Chart of the Month – August 2019

Components of Wealth by Wealth Bracket (Protection in a Recession)

As we approach what we believe are the final stages of a very long expansion, one must look to protecting one’s assets in the event of a severe recession. This begs the question of who really gets hurt in recessions. The answer to this is usually everybody, to a greater or lesser degree. The most important assets to protect are those that provide food and shelter for the family and also those that provide a means to an income. Clearly the residential home is very important and in many cases a motor vehicle. Following this would be business assets that provide an income and lastly assets that are nice to have but not essential, like recreational real estate, hobby collections, etc. In most portfolios, a good mix of assets is useful in protecting one’s overall net worth, thus I have grouped assets into six categories and plotted them against the various levels of wealth.

The bars in the chart are organized according to liquidity, the top assets being the most easily converted to cash. Some of these asset classes need no explanation, but other categories are as follows.

Business & investment assets: These often include securities traded in public markets, which are very liquid. There may be penalties or taxes for drawing on the liquidity such as using funds from RRSPs and other tax shelters but can be liquidated in an emergency. Business assets may include shares in private companies which are somewhat illiquid but can usually be pledged as collateral against loans, which makes them liquid.

Non-financial assets: Furnishings, collectables, art, etc. are precious and may be emotionally difficult to part with, but buyers may be found amongst other collectors at the top end and pawn brokers at the lower end.

Other financial assets: May include holdings in private companies, partnerships etc. which may be hard to sell.

Real estate (excluding primary residence): Might include recreational property, second houses or raw land which is saleable but may take time to liquidate.

It is clear that the makeup of a person’s net worth has much to do with how well they can withstand the effects of a recession.

The bottom 25% of the population is vulnerable to falling real estate values, particularly in the event of job losses, and they may have to sell their most valuable asset, their home, which may have fallen in value. Another potential source of quick cash is to sell a vehicle. Once again this is a large portion of their net worth but as mentioned above, is likely to be an essential item to maintaining one’s ability to work.

At the other end of the population spectrum, the wealthiest individuals generally have more than 50% of their net worth tied up in business interests. This may include equity investments in private companies which are usually difficult to dispose of in a recession. They frequently have good size positions in non-primary residential real estate and collectables. While it might be painful to sell these assets, their sale does little to affect their lifestyle.

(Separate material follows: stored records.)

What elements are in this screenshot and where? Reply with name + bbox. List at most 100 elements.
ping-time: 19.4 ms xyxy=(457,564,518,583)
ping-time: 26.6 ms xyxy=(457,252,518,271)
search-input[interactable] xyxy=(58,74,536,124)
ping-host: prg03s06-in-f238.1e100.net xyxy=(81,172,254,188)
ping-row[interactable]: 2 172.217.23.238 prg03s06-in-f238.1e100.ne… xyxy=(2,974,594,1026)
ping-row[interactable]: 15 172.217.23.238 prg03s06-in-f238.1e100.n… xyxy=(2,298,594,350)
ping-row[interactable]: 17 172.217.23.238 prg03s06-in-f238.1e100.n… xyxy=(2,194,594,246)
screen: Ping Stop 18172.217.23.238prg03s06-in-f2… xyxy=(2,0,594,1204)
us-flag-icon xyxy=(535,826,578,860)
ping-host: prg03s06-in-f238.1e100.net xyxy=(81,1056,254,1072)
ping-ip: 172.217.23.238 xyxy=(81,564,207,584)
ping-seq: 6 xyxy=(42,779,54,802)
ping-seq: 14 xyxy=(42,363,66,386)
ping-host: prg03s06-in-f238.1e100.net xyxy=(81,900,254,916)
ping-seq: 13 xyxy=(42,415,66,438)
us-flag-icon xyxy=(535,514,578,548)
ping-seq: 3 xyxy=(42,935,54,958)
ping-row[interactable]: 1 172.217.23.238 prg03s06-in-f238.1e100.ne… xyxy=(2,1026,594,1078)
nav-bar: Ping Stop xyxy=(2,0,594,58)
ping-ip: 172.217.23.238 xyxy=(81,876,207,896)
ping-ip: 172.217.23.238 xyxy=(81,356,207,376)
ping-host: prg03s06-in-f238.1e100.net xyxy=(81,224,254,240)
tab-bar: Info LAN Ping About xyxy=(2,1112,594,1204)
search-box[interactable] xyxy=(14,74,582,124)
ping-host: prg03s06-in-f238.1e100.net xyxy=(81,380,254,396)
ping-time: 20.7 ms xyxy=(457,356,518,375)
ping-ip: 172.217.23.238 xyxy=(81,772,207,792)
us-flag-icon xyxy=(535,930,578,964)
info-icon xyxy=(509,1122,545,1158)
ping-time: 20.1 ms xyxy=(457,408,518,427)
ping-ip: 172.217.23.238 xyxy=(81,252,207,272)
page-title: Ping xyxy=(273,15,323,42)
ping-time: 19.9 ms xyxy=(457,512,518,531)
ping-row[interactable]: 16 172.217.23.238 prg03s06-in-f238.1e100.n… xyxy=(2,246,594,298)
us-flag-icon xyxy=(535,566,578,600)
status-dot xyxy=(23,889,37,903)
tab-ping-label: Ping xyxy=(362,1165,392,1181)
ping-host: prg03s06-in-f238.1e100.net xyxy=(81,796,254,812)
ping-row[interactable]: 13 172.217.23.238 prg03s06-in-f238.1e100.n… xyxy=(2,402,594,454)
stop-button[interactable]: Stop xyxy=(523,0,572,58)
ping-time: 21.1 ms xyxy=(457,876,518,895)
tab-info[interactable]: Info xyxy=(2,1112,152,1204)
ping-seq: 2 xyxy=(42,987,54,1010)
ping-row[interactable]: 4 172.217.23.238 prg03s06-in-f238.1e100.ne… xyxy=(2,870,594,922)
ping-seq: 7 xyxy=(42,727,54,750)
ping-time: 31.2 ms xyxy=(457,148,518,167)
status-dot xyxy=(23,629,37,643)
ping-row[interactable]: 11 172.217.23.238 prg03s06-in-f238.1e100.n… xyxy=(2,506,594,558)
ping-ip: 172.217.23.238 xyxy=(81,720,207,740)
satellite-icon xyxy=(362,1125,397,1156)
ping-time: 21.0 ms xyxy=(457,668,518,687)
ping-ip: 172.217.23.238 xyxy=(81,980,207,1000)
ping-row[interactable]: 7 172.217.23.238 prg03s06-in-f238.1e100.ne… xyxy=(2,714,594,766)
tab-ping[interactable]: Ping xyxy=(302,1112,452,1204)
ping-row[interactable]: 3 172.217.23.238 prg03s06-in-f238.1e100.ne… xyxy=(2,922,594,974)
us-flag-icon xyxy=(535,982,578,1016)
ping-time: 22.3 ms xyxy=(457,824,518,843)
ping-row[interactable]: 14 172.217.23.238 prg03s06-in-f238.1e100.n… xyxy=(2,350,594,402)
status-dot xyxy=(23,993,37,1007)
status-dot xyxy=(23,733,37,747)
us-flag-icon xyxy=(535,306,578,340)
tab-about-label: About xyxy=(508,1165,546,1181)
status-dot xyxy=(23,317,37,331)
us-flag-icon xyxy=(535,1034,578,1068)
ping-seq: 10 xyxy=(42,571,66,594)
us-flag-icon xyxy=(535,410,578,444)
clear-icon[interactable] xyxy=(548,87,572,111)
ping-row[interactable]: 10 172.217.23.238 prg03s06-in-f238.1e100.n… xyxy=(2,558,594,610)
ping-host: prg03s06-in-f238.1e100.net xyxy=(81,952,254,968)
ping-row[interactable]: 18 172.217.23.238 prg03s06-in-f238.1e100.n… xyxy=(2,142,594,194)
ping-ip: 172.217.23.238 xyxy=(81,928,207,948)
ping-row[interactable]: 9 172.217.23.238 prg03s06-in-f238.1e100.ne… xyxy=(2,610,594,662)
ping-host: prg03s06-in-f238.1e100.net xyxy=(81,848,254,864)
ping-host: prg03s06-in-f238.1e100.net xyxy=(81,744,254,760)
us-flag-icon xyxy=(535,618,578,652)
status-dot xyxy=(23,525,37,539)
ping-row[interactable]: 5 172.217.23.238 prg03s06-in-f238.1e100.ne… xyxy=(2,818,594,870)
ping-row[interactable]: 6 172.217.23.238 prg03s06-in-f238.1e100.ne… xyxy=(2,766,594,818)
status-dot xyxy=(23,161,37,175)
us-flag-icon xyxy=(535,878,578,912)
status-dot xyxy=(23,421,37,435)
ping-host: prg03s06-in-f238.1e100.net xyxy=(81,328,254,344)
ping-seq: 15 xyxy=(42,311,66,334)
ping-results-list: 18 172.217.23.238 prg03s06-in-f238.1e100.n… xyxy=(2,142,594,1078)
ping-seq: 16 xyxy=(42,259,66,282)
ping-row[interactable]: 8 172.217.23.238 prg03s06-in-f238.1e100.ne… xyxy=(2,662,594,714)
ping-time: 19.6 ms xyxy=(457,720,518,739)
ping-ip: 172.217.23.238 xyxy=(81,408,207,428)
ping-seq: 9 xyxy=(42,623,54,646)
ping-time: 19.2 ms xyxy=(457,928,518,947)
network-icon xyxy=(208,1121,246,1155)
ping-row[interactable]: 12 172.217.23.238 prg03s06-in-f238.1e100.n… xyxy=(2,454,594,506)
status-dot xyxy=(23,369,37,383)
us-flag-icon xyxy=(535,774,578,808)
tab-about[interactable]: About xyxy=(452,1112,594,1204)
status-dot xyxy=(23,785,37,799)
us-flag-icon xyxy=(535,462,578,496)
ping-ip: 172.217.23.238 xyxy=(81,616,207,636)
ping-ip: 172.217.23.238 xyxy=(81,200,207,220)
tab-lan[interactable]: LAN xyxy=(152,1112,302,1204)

The cohort with the best-balanced portfolio of assets is often the second quartile of the population who would be considered middle to upper middle class. They have considerable business and investment assets which can be sold or pledged to protect their residence, which in any event represents less than 20% of their net worth.

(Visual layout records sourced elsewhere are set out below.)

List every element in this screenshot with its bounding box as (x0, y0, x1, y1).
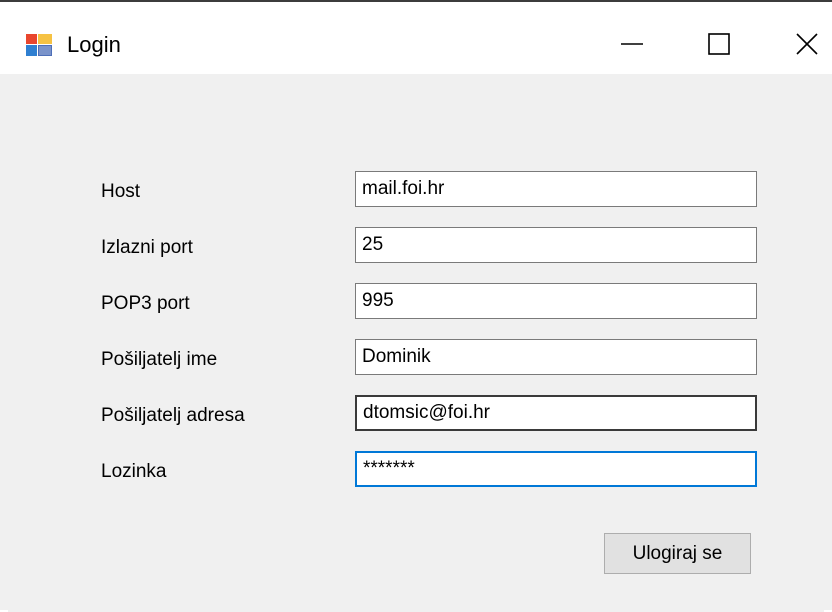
izlazni-port-input[interactable] (355, 227, 757, 263)
login-window: Login Host Izlazni port POP3 port Pošilj… (0, 0, 832, 612)
lozinka-label: Lozinka (101, 461, 167, 482)
maximize-button[interactable] (690, 24, 750, 64)
app-icon (26, 34, 52, 56)
minimize-button[interactable] (600, 24, 660, 64)
host-input[interactable] (355, 171, 757, 207)
posiljatelj-adresa-input[interactable] (355, 395, 757, 431)
close-icon (796, 33, 818, 55)
pop3-port-label: POP3 port (101, 293, 190, 314)
close-button[interactable] (777, 24, 832, 64)
title-bar[interactable]: Login (0, 2, 832, 74)
posiljatelj-adresa-label: Pošiljatelj adresa (101, 405, 245, 426)
pop3-port-input[interactable] (355, 283, 757, 319)
lozinka-input[interactable] (355, 451, 757, 487)
maximize-icon (708, 33, 730, 55)
host-label: Host (101, 181, 141, 202)
izlazni-port-label: Izlazni port (101, 237, 193, 258)
posiljatelj-ime-input[interactable] (355, 339, 757, 375)
minimize-icon (621, 43, 643, 45)
login-button[interactable]: Ulogiraj se (604, 533, 751, 574)
posiljatelj-ime-label: Pošiljatelj ime (101, 349, 218, 370)
window-title: Login (67, 32, 121, 57)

Our conclusion is that those hurt the most by recession are likely the bottom 25% of the population and counter-intuitively the 10-25% top tier if their business and investment portfolios are heavily weighted into a single company that provides the majority of income for the family. Yes, they can sell “play assets” but most of their wealth might be tied up in a business which may be vulnerable in a recession.

The key takeaway from this analysis is that when one plans one’s future it is useful to treat your wealth as a portfolio that needs diversification of asset class, volatility and maybe geography.